Ну-ну. В который раз имею сомнительную честь убедиться в обратном!
Ну, возьмем в пример того же Богдана. Вроде обычные, хорошо сидящие брюки, черный пуловер. Туфли, ремень, часы, вот, в общем-то, и весь внешний вид. Однако… На стоимость трех последних, ну так, на вскидку, можно заново переделать весь мой кабинет, включая технику и мебель. А так ведь с виду и не скажешь!
— Я хотела бы заказать праздник для своей дочери, — оторвавшись, наконец-то от созерцания Полонского, мадам изволила обратиться ко мне и, оценив совсем не брендовую белую рубашечку с приталенной жилеткой, пренебрежительно скорчила лицо.
А, ну да, ну да. Куда ж нам, сирым и убогим. Прям сейчас забьюсь в самый дальний угол и буду долго, громко плакать! Вот уж Верещагин у своих камер удивиться…
Хотя, чует моя мнительность, они там уже наверняка всей оравой расселись, поп-корном запаслись и предвкушают чудное зрелище. Надо с них деньги за просмотр брать начать. А что? Привыкли, знаешь ли, за мой счет все время веселиться!

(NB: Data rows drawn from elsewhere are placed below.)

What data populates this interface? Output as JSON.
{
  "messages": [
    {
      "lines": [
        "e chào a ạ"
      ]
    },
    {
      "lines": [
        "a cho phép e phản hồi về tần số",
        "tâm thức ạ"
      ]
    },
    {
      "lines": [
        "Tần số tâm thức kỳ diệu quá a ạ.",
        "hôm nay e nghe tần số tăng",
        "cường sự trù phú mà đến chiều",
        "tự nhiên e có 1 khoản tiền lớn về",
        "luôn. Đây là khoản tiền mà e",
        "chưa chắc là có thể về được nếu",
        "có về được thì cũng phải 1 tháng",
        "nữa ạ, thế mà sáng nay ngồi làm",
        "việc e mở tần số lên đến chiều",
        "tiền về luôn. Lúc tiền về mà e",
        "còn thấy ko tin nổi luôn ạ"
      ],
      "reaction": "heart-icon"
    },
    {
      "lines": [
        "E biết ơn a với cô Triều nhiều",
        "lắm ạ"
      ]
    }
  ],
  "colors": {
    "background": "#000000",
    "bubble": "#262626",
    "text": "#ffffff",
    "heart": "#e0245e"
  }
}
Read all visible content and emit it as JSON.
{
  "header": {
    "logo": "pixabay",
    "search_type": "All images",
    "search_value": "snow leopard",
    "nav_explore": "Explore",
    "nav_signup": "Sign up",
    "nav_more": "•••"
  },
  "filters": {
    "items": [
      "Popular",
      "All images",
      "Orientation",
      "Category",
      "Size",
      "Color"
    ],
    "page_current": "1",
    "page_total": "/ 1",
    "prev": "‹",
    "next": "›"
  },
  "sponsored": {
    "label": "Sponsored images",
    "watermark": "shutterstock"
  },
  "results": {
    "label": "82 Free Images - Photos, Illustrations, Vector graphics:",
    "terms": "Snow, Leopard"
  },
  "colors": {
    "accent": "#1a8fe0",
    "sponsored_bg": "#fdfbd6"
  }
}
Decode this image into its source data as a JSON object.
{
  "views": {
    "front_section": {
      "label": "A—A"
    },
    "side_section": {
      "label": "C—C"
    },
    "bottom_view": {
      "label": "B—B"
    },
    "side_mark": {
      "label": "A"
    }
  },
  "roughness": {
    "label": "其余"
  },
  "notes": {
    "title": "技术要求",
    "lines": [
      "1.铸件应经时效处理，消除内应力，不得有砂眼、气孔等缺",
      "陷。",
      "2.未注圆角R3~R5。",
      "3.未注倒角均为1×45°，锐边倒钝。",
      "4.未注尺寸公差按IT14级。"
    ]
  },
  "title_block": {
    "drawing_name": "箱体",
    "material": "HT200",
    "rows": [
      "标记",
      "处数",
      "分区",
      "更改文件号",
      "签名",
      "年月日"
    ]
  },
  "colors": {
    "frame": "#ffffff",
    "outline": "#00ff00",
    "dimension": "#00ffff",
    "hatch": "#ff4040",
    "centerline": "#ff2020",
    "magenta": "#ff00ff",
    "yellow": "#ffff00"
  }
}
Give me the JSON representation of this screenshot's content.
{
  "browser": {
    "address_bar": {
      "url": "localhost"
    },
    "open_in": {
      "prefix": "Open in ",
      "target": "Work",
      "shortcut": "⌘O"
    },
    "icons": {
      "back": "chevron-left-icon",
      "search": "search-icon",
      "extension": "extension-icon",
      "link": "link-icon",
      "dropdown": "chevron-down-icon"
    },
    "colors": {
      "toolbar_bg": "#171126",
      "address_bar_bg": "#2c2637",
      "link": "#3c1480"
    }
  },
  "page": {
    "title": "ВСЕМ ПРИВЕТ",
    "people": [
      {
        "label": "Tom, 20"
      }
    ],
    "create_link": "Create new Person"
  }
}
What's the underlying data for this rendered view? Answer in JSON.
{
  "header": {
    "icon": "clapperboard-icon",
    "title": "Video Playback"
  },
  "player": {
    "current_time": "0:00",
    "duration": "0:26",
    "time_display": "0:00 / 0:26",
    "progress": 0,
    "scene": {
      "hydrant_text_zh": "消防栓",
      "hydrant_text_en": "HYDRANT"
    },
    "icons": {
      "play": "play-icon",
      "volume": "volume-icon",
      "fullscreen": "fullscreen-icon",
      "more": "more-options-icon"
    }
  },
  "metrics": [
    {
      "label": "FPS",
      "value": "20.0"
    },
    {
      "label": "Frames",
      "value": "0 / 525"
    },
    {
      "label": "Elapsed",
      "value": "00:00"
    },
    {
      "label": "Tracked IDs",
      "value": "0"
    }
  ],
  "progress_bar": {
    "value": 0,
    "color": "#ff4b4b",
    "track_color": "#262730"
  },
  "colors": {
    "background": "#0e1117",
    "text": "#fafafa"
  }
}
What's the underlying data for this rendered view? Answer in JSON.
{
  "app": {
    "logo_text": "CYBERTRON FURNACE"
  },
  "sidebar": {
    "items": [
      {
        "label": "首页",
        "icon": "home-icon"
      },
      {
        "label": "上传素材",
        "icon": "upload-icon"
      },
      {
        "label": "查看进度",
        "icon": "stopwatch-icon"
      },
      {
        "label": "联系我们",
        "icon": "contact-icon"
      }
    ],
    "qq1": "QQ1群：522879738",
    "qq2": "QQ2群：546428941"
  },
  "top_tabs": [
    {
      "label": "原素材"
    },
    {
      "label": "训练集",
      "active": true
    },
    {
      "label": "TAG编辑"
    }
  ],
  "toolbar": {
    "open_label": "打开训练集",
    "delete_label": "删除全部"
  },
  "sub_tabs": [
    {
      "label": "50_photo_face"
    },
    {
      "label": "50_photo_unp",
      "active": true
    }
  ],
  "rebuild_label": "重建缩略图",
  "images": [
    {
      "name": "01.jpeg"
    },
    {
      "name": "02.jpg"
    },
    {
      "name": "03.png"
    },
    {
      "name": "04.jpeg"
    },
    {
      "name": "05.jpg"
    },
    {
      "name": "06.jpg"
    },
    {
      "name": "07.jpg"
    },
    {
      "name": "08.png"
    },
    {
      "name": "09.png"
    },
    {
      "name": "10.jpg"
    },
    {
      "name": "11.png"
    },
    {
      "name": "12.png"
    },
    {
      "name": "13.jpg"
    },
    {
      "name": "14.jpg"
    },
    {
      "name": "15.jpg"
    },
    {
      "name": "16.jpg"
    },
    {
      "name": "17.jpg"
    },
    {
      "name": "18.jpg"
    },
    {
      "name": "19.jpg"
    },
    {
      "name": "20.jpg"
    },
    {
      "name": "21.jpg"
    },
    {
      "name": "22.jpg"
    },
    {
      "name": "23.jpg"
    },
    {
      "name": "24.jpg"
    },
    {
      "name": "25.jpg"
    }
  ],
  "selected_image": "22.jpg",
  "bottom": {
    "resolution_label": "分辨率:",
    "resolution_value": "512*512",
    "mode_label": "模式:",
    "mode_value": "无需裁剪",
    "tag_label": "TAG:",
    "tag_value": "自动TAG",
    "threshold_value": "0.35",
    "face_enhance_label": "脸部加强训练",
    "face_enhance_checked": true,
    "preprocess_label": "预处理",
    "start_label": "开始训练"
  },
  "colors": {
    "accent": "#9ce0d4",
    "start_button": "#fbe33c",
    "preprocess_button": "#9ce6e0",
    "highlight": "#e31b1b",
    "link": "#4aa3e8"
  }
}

— Присаживайтесь, — вежливо указала на кресло по ту сторону стола. Меня снова окатили тонной презрения, но царственно присели. Офисная мебель жалобно скрипнула, но честно выдержала, а я, стараясь не смотреть на выразительную моську Полонского, привычно предложила. — Чай, кофе, шампанского?
— Абрау Дюрсо, два бокала, — величественно махнула толстенькой дланью гостья. Мелькнули в неярком свете массивные золотые перстенёчки, и крейсер требовательно позвал. — Киса, сядь сюды!
Привставая из-за стола, я машинально повернулась в сторону двери… и тут же рухнула обратно.
Мама, роди меня обратно, я залезу аккуратно! А вот таких чудес в моей порядком насыщенной жизни еще просто не бывало!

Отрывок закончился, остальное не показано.